Sadler on the Gospel

Sadler on the Gospel December 21, 2003

Rich Lusk of the Auburn Avenue Presbyterian Church in Monroe, LA, put me onto the works of M.F. Sadler, a late 19th-century Anglican theologian, and I’ve been very impressed with what I’ve found there. For example: In the first chapter of his Church Doctrine, Bible Truth , Sadler points out that the “gospel” as described in the NT is a set of facts centering on the life, death, resurrection, and ascension of Jesus. He then asks how this gospel is best set before the people of God “under the form in which it always appears in Scripture.” The “method,” he suggests is through “embodying [the gospel] in her yearly round of Fast and Festival,” which involves the yearly round of the lectionary. He pointedly argues that “no form of public prayer or liturgy, or any directory of public worship, or any mode of conducting public worship without form or liturgy, can be accounted Scriptural unless it similarly recognizes these days and seasons, for no other way is now possible for setting forth in the public services of the Church the historical aspect of the Gospel which, as we have seen, is the only one maintained in Scripture.” Through a church year and a lectionary, “we soberly and reverently connect the very passage of time with the great facts of Redemption. The year in its silent course preaches the very Gospel of Scripture.”

Reformation “sects” that do not keep a calendar “equally flung to the winds the great outward facts of Redemption as the evidences of God’s good will to the sinner, and substituted for them the evidence of inward personal experience.” While such Protestants have certainly not denied the facts of the gospel, “they substituted other considerations for the evangelical application of these facts.” Thus, instead of inspiring Christian joy by proclaiming the fact of the incarnation, they attempt to bring about joy by “such doctrines as effectual calling, sensible conversion, imputed righteousness, and final perseverance.” Gee, I wonder what “sects” he’s talking about?
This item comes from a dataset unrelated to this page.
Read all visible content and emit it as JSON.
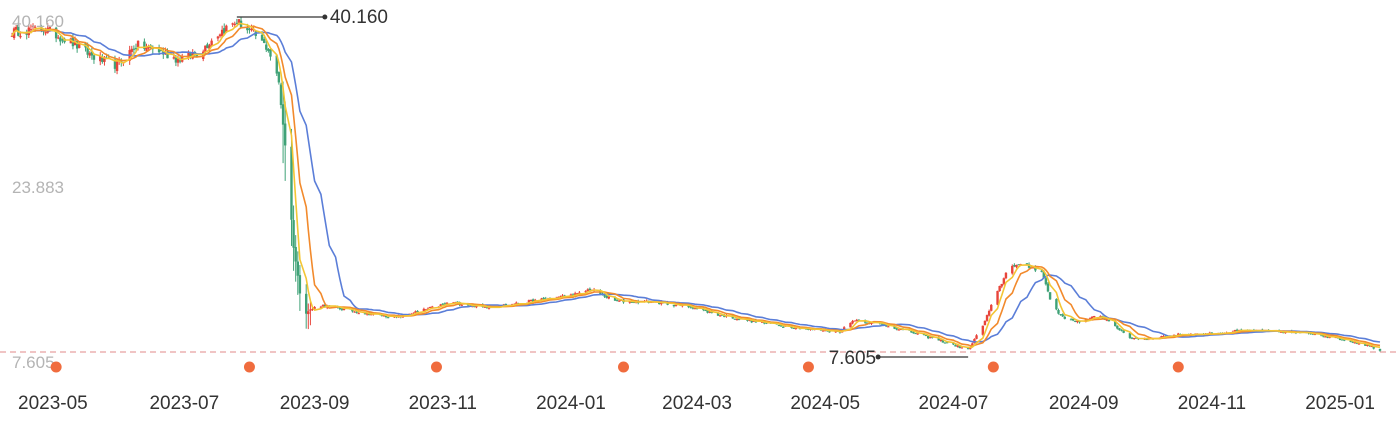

He makes a couple of other telling observations: First, “no setting forth of certain abstract doctrines, no matter how true or needful, can if we submit to the guided by Scripture, be substituted for the facts which are set forth in Scripture as the gospel.” We should not treat the narratives of the gospels as if they were some dispensable husk, within which was the nourishing doctrinal grain of Atonement theology. As he points out, the balance in Scripture is on the STORY of Jesus’ sufferings, not on a theology of atonement, and that must be the balance of the church’s life and preaching. Second, contemplation on the doctrines apart from the facts produces “a Christian character very different from that which God desires to see in His children.” Exclusive concentration on doctrine produces evangelical character, but it “is certainly not humble, not for-bearing, not forgiving, not peaceable, not childlike, not unobtrusive.” Finally, “If in the preceding pages I have given a fair representation of what is in the Bible and the Prayer-book, then the Prayer-book is incomparably more Scriptural than such documents as the ‘Westminster Confession,’ or Calvin’s ‘Institutes;’ and this quite apart from the truth or falsehood of any particular doctrinal statements contained in these books, for in these books Christianity is cast into a different form altogether from what we find it in the Bible.”

So again I ask, Gee, what Protestant sects is he referring to?